Let’s face it, drifting’s frickin’ difficult at the best of times, and if it’s quite normal for the world’s best drivers to lose a bumper or two in the heat of battle, then you can bet you’re gonna stack your ride at some stage. Real drift cars are 94% metal, 4% rubber and 2% zip ties, and if you’ve not got any crash damage scars then you’re not trying hard enough. Go hard, or go home.
6. It’s all about grip
“Yay, it’s raining, I’m going out drifting!” No my friend you are not. Drifty poos is all about grip. Drifting in the wet means a guaranteed backwards exit into the crash barrier/kitty-litter/hedge. Drifting in the dry, with some sticky, wide, low profile rubber, means lots of grip, and total control. That’s the way to do it, as some old puppet once said.
Forget big turbos, a fly-off handbrake and sticky rubber – they’re all useless without a limited slip differential. How hell an LSD work? Well, on a normal open diff, partaking in drifty poos will send the engine’s torque to the wheel with most traction; so essentially one wheel will be spinning up. With an LSD, when the driven wheel loses traction, a limited amount of torque is sent to the non-slipping wheel, giving the drift pilot control, forward motion and lots of smoke. It’s like science, only without the boring stuff.
8. Drift Graphics
Forget Formula 1, WRC and BTCC; drifting has the bestest graphics in motorsport, and no mistake. For years they’ve been plastering their S15s and RX7s in some of the most lairy, chromed-up, in-your-face graphics humanity has ever seen. Drifty poos graphics are all about creating shape and flow using the power of chi. This lead to a lot of cars running reversed graphics, as the brand names fl owed from front to back, if you get me?
9. Gatebil madness
There’s drifting, then there’s Norwegian drifting. They do it differently over there, mainly because they’re all completely, raving mad. Put it this way, if you turn up to the Gatebil autofestival, held at Rudskogen – Norway’s oldest asphalt track – with anything less than 500bhp, you’ll be laughed out of the stadium by the fanatical power fans lining the circuit. With some of the motors running over 1000bhp, it’s no surprise to find a lot of 4-wheel-drive machines drifting entire laps in a mix of tyre smoke and race fuel. Bonkers.

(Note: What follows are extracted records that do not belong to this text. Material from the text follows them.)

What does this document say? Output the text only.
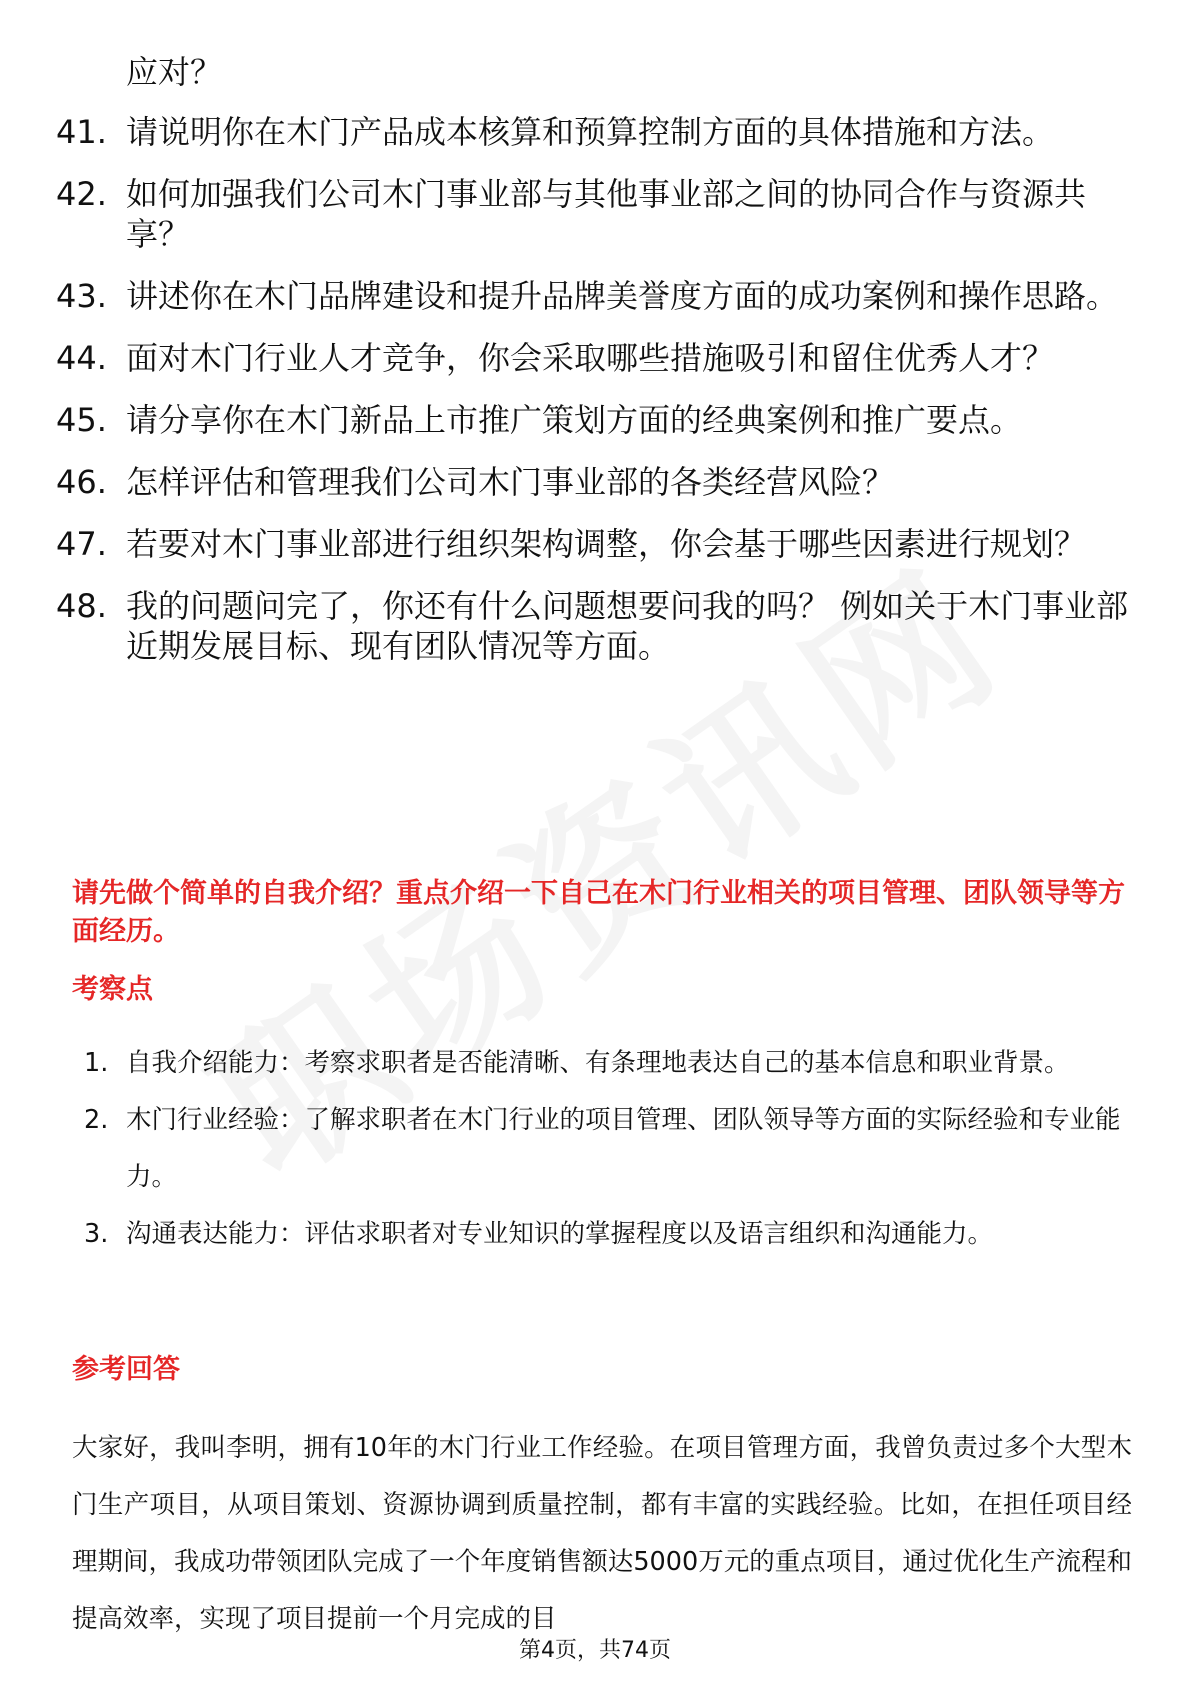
应对？
41. 请说明你在木门产品成本核算和预算控制方面的具体措施和方法。
42. 如何加强我们公司木门事业部与其他事业部之间的协同合作与资源共享？
43. 讲述你在木门品牌建设和提升品牌美誉度方面的成功案例和操作思路。
44. 面对木门行业人才竞争，你会采取哪些措施吸引和留住优秀人才？
45. 请分享你在木门新品上市推广策划方面的经典案例和推广要点。
46. 怎样评估和管理我们公司木门事业部的各类经营风险？
47. 若要对木门事业部进行组织架构调整，你会基于哪些因素进行规划？
48. 我的问题问完了，你还有什么问题想要问我的吗？ 例如关于木门事业部近期发展目标、现有团队情况等方面。
请先做个简单的自我介绍？重点介绍一下自己在木门行业相关的项目管理、团队领导等方面经历。
考察点
1. 自我介绍能力：考察求职者是否能清晰、有条理地表达自己的基本信息和职业背景。
2. 木门行业经验：了解求职者在木门行业的项目管理、团队领导等方面的实际经验和专业能力。
3. 沟通表达能力：评估求职者对专业知识的掌握程度以及语言组织和沟通能力。
参考回答
大家好，我叫李明，拥有10年的木门行业工作经验。在项目管理方面，我曾负责过多个大型木门生产项目，从项目策划、资源协调到质量控制，都有丰富的实践经验。比如，在担任项目经理期间，我成功带领团队完成了一个年度销售额达5000万元的重点项目，通过优化生产流程和提高效率，实现了项目提前一个月完成的目
第4页，共74页
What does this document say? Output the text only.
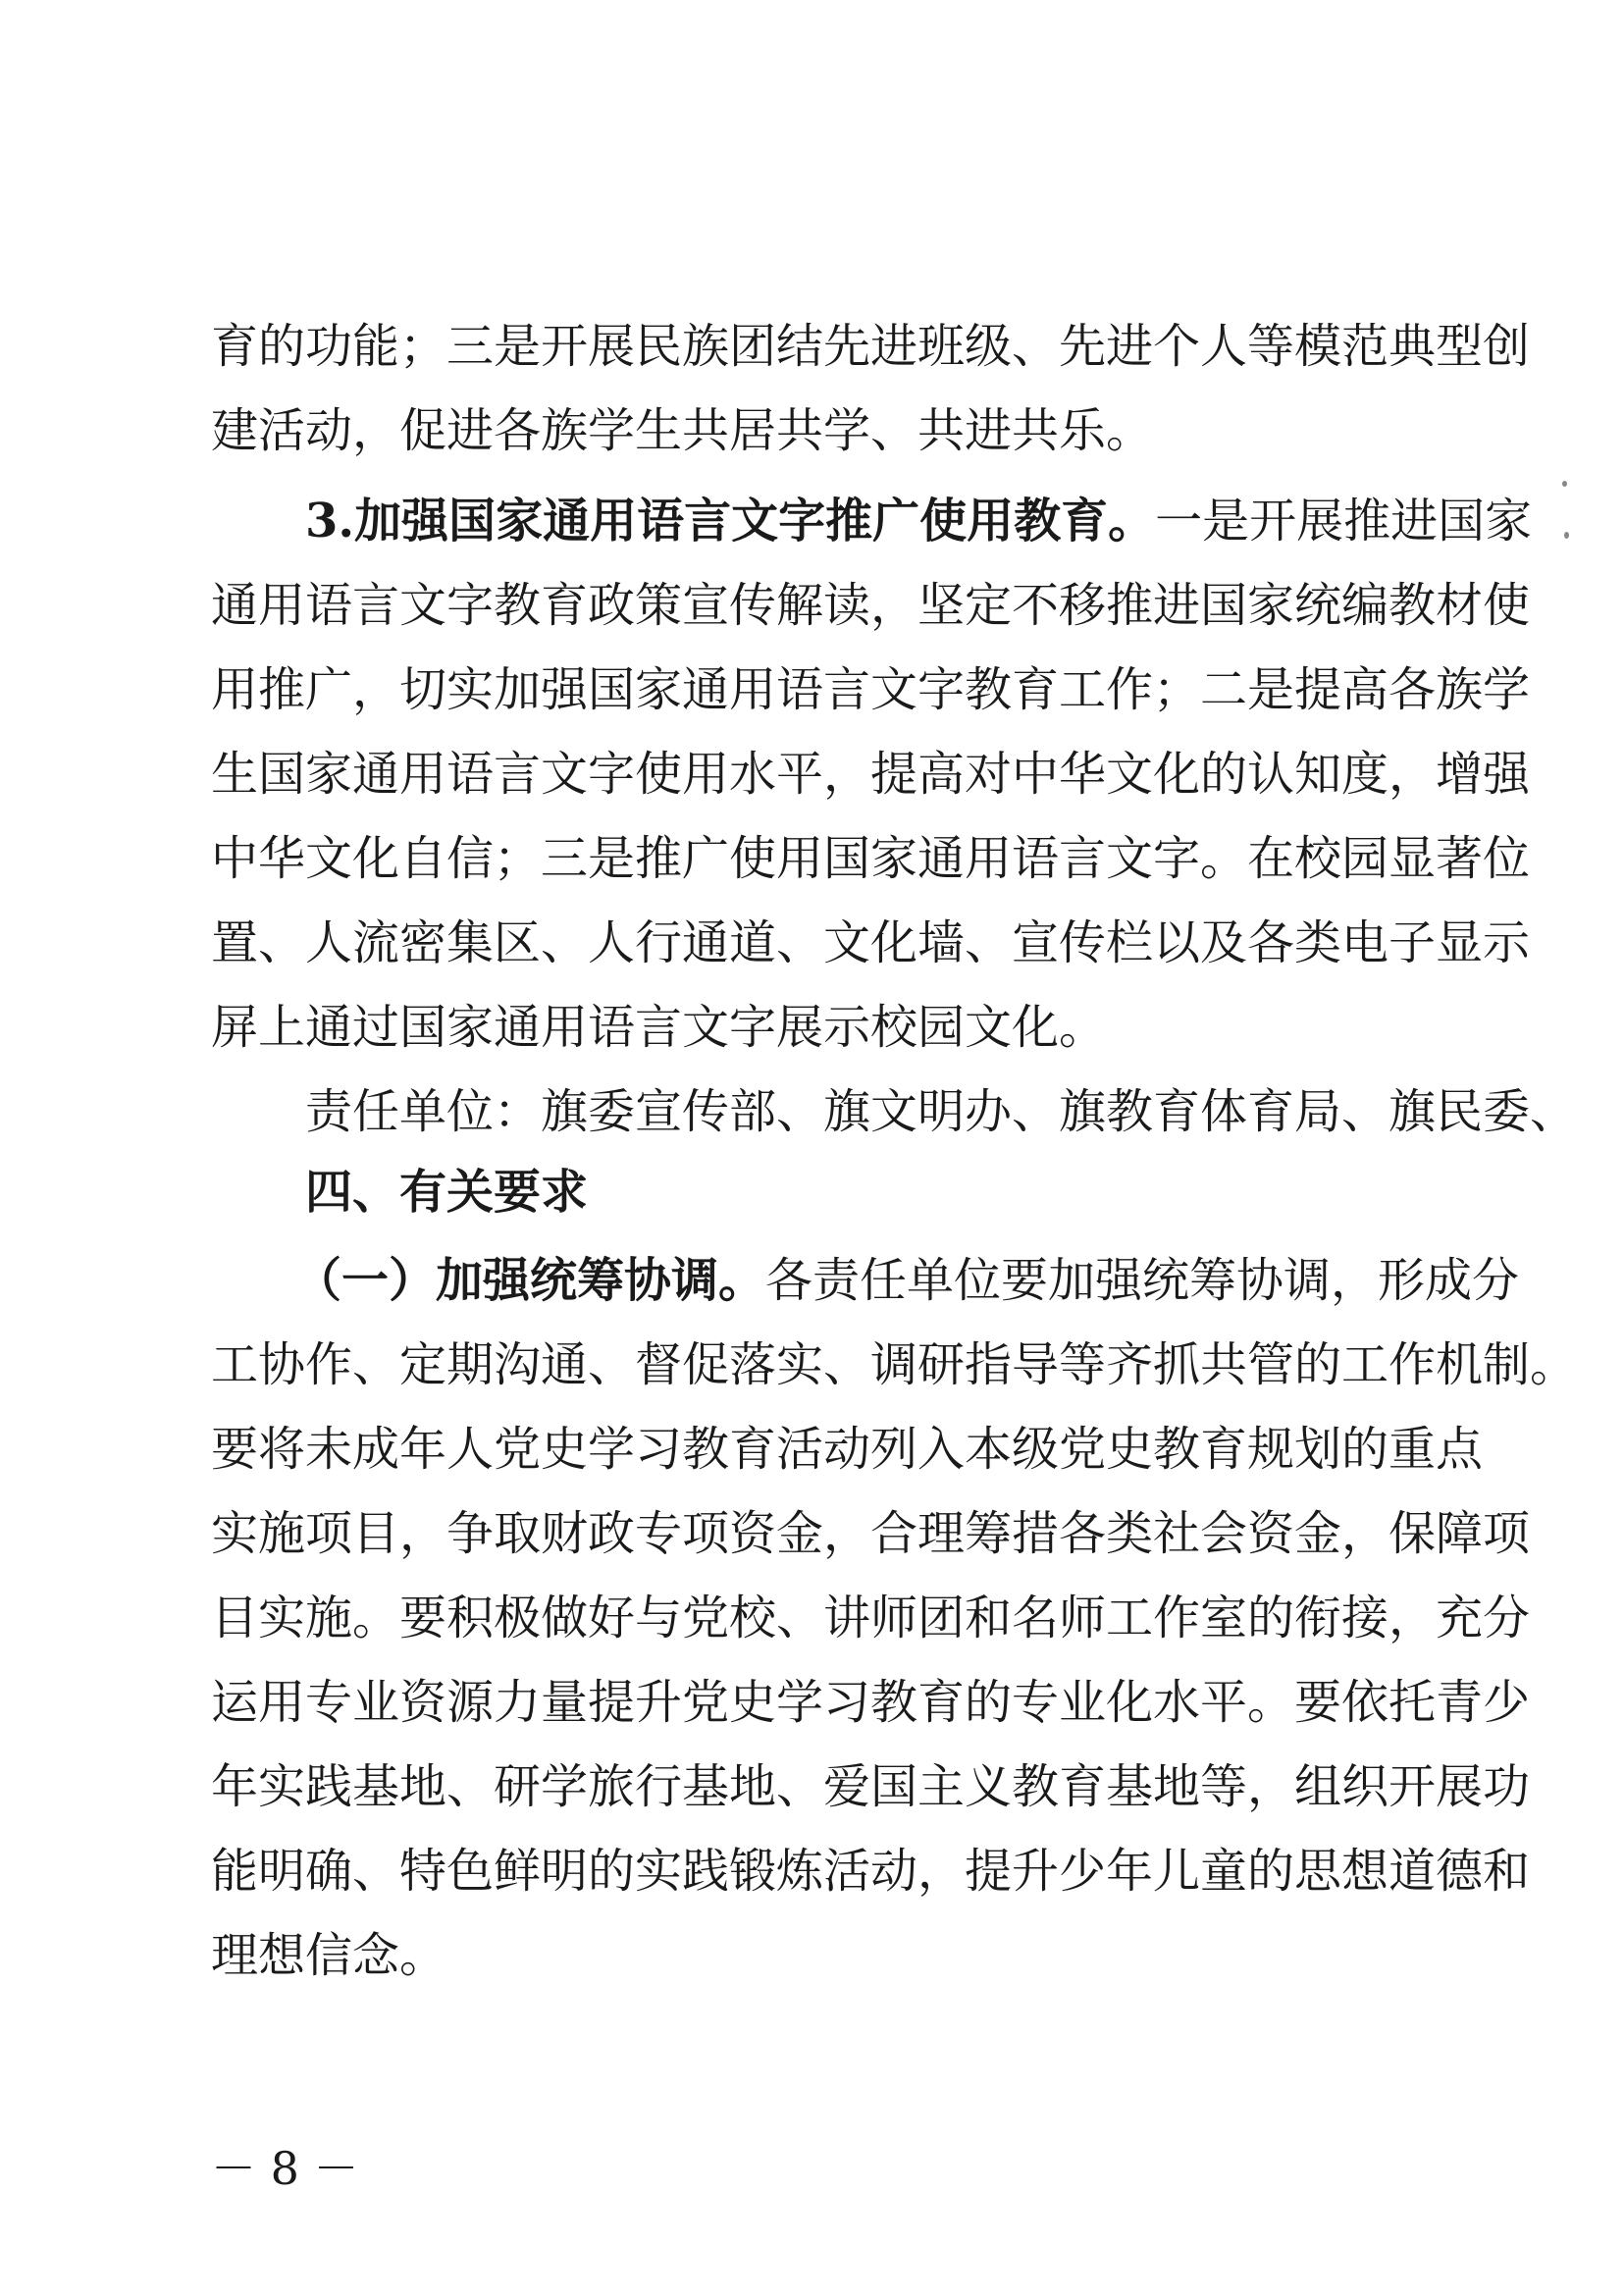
育的功能；三是开展民族团结先进班级、先进个人等模范典型创
建活动，促进各族学生共居共学、共进共乐。
3.加强国家通用语言文字推广使用教育。一是开展推进国家
通用语言文字教育政策宣传解读，坚定不移推进国家统编教材使
用推广，切实加强国家通用语言文字教育工作；二是提高各族学
生国家通用语言文字使用水平，提高对中华文化的认知度，增强
中华文化自信；三是推广使用国家通用语言文字。在校园显著位
置、人流密集区、人行通道、文化墙、宣传栏以及各类电子显示
屏上通过国家通用语言文字展示校园文化。
责任单位：旗委宣传部、旗文明办、旗教育体育局、旗民委、
四、有关要求
（一）加强统筹协调。各责任单位要加强统筹协调，形成分
工协作、定期沟通、督促落实、调研指导等齐抓共管的工作机制。
要将未成年人党史学习教育活动列入本级党史教育规划的重点
实施项目，争取财政专项资金，合理筹措各类社会资金，保障项
目实施。要积极做好与党校、讲师团和名师工作室的衔接，充分
运用专业资源力量提升党史学习教育的专业化水平。要依托青少
年实践基地、研学旅行基地、爱国主义教育基地等，组织开展功
能明确、特色鲜明的实践锻炼活动，提升少年儿童的思想道德和
理想信念。
－ 8 －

10. It’s just a bit of fun
At the end of the day, drifting’s all about one thing, and one thing only – having a bit of fun. If you’re taking it too seriously, then your missing the point. Hell, even the best drifters to shred tarmac did it with a smile and a jolly jape; D1 legends Ken ‘Monkey Man’ Nomura and Yasuyuki Kazama were well known for their tomfoolery. To sum it up, Drift King himself says “I drift not because it is a quicker way around a corner, but the most exciting way.” Nice one Tsuchiya old son, nice one.